Today, the Nest Learning Thermostat received an ENERGY STAR® from the EPA. In fact, it is the first thermostat in America with an ENERGY STAR. After rigorous testing, the EPA has confirmed what we’ve been saying all along: the Nest Thermostat saves energy.
I’ve been a fan of Nest well before they even shipped the Nest Learning Thermostat back in 2011. When it was announced that one of the “fathers of the iPod”, Tony Fadell, was starting a company that designed and manufactured a sensor-driven, Wi-Fi-enabled, learning programmable thermostat, that was really all I needed to hear. My immediate thoughts were of all the Jetson’s-Esque futuristic ideas I’ve been dreaming of for years in a fully connected home. But for now, I had to settle with a $250 thermostat and some dodgy AirPlay connections that were about as reliable as expecting to catch a flight in a snow storm.
That was in 2011.
The apartment that I installed the Nest Learning Thermostat in was about 950 sqft and located in Scottsdale, AZ. I had recently moved from Canada so I wasn’t particularly familiar with a full season of Arizona summer. For those that don’t know: Arizona summer is
fucking crazy hot. The Nest was the first thing I connected, after my WiFi, in the new place (#priorities). Setup took all of 15 minutes (though I did have a tricky bit of wiring help I needed to call support about) with no tools outside of what was included in the extremely Apple-like packaging. I downloaded the iOS app, set my temperature thresholds to what I deemed acceptable and away it went. It turned blue! I now had a WiFi-connected thermostat and I could successfully announce to my friends that I had accomplished an in-home rewiring task worthy of at least a few masculine points (don’t tell them I had to call for help).

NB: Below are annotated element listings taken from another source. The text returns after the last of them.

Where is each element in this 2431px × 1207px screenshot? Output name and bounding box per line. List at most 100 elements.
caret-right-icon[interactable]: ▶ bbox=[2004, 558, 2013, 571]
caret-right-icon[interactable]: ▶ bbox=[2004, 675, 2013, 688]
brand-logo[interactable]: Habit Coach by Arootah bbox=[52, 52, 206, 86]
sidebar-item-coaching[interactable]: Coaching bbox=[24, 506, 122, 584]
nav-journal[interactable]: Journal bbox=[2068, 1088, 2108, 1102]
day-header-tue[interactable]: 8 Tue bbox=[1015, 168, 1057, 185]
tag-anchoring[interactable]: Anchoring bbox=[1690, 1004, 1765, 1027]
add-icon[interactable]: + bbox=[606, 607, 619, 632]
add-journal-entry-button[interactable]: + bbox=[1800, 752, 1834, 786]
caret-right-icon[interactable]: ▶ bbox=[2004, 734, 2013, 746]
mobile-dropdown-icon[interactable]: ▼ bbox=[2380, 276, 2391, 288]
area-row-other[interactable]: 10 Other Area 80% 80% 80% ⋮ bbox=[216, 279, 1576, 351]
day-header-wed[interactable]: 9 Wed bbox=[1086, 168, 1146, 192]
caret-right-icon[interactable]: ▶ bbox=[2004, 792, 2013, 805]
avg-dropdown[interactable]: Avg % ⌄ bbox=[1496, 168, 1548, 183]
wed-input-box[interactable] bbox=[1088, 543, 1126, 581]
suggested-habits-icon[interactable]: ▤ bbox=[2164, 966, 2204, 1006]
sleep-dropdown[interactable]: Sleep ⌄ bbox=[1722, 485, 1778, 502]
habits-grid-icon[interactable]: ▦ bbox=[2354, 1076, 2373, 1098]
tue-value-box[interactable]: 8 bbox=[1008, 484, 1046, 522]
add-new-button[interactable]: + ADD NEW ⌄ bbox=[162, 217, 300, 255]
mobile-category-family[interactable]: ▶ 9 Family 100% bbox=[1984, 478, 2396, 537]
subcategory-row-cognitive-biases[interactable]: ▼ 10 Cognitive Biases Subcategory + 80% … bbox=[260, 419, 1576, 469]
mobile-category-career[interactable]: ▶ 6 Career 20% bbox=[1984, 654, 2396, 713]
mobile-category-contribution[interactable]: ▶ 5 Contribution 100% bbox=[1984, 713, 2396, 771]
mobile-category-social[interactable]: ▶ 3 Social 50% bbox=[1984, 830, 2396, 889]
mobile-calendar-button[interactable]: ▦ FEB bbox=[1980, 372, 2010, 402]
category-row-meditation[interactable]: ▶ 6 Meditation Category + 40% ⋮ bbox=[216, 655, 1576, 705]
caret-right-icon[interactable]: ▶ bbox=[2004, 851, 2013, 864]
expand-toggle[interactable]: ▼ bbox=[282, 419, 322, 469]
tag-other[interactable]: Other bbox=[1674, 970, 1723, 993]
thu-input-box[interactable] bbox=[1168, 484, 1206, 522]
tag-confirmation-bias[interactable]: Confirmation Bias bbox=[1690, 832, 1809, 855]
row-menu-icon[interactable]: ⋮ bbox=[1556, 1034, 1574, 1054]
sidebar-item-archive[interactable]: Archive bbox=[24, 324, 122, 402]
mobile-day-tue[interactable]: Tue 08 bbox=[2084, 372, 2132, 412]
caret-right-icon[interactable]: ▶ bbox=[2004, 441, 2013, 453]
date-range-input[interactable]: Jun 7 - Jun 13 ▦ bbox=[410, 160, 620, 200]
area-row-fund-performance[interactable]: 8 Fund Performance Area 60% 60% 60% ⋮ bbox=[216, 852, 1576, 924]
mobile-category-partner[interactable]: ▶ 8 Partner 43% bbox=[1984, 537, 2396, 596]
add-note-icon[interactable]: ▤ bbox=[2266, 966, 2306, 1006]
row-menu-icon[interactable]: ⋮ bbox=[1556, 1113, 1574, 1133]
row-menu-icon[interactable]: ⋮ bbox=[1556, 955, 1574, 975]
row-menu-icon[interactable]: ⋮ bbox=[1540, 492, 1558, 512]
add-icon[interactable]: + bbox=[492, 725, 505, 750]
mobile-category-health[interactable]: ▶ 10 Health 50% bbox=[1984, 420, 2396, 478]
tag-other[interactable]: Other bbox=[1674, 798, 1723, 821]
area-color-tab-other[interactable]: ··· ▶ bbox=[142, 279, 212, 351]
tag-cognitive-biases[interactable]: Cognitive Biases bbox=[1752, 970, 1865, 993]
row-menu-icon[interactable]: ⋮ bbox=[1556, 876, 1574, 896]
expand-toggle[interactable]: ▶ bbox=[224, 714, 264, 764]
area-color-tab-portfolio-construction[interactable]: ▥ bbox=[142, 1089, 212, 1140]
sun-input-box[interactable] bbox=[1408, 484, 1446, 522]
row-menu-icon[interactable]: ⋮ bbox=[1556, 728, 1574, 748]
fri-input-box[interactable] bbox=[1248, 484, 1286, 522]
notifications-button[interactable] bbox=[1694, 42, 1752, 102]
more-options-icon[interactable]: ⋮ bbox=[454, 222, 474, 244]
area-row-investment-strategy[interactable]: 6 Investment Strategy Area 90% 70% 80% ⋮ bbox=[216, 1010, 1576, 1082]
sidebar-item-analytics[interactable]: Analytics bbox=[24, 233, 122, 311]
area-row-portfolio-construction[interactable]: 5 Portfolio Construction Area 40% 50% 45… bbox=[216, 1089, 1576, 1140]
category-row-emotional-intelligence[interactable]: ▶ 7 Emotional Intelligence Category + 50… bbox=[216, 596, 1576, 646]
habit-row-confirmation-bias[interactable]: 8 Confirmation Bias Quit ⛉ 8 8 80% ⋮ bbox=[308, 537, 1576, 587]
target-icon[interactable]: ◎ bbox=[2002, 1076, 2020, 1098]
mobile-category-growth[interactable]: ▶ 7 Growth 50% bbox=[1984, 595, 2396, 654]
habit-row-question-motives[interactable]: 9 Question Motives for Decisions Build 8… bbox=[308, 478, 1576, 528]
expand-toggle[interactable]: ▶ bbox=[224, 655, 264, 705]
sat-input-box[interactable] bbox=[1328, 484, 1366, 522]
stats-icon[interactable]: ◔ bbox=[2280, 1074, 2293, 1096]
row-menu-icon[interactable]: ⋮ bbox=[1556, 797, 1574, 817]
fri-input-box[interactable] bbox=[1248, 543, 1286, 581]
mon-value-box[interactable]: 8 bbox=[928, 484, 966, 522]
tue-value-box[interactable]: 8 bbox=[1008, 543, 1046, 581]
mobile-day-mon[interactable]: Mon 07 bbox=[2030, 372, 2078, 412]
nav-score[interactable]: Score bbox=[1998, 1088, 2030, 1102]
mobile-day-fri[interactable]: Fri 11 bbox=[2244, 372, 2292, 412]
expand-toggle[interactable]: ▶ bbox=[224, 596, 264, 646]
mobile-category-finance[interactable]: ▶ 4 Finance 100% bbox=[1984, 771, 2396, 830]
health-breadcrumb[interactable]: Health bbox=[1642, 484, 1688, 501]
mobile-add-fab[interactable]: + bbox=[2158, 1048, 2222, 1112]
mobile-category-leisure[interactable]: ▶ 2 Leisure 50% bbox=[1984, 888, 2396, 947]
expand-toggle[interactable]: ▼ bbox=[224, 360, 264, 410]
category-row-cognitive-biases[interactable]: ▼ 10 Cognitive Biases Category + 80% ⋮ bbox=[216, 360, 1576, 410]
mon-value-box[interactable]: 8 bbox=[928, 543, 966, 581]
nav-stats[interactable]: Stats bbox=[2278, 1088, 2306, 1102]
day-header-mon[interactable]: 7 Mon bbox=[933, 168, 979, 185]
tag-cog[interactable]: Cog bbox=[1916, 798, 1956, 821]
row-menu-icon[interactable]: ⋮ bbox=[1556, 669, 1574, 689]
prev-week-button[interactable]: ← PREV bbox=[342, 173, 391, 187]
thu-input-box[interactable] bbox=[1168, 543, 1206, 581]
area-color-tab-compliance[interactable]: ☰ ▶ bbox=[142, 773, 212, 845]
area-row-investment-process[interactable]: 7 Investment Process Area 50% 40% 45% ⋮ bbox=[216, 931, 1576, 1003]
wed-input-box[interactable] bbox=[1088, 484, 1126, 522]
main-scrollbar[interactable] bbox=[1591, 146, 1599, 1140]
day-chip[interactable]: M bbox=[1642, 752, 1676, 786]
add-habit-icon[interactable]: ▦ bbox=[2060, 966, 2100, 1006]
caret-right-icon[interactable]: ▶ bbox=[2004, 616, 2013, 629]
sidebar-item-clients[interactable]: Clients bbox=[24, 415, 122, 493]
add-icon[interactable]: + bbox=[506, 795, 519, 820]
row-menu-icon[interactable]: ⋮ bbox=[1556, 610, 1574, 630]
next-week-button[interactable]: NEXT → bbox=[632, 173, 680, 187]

For the next few weeks, I was obsessed with earning an energy bonus Leaf each day. I was working at Apple at the time and anyone who had a Nest in their home would proudly display their energy efficiency prowess each month when the reports came through their inbox. But, I really had no measure of whether I was saving energy or not. Since I was in a new apartment with a new energy company, I didn’t have a benchmark. My bills came and went, but I didn’t know if they were being lowered by my fancy expensive thermostat.
Then I got a letter sent out by my apartment complex that broke down averages across the units from the energy company, in this case, it was APS. The letter clearly displayed typical usage and billing averages for the 1/2/3 bedroom configurations that my complex offered. This breakdown was showing that the average for my particular configuration was $230/mo in electricity. The absolute most I had ever paid, even in the scorching heat when the thermostat was running 19hrs a day, was $160/mo. In the winter months, I was down to as low as $60/mo. Either my neighbors were running their aircon into frigid temperatures or this thermostat was doing its job.
A few years later when I moved into a 2200 sqft house, my bills still aren’t as high as the $230 average my old complex was quoting. Now, I’m not saying that the Nest Thermostat is saving me $70 every month, but I do know that it’s running my systems more efficiently. With all of the software features added over the years to better assist for the position of the sun, more widespan viewing from the hardware, and location-based tracking via the iOS app, I really love this thing.
I know for a fact that I’m saving money with the Nest Thermostat, though how much I’m not exactly sure. But it is fantastic that the EPA is recognizing Nest as a valuable addition to any home. Now, if only Nest was HomeKit compatible.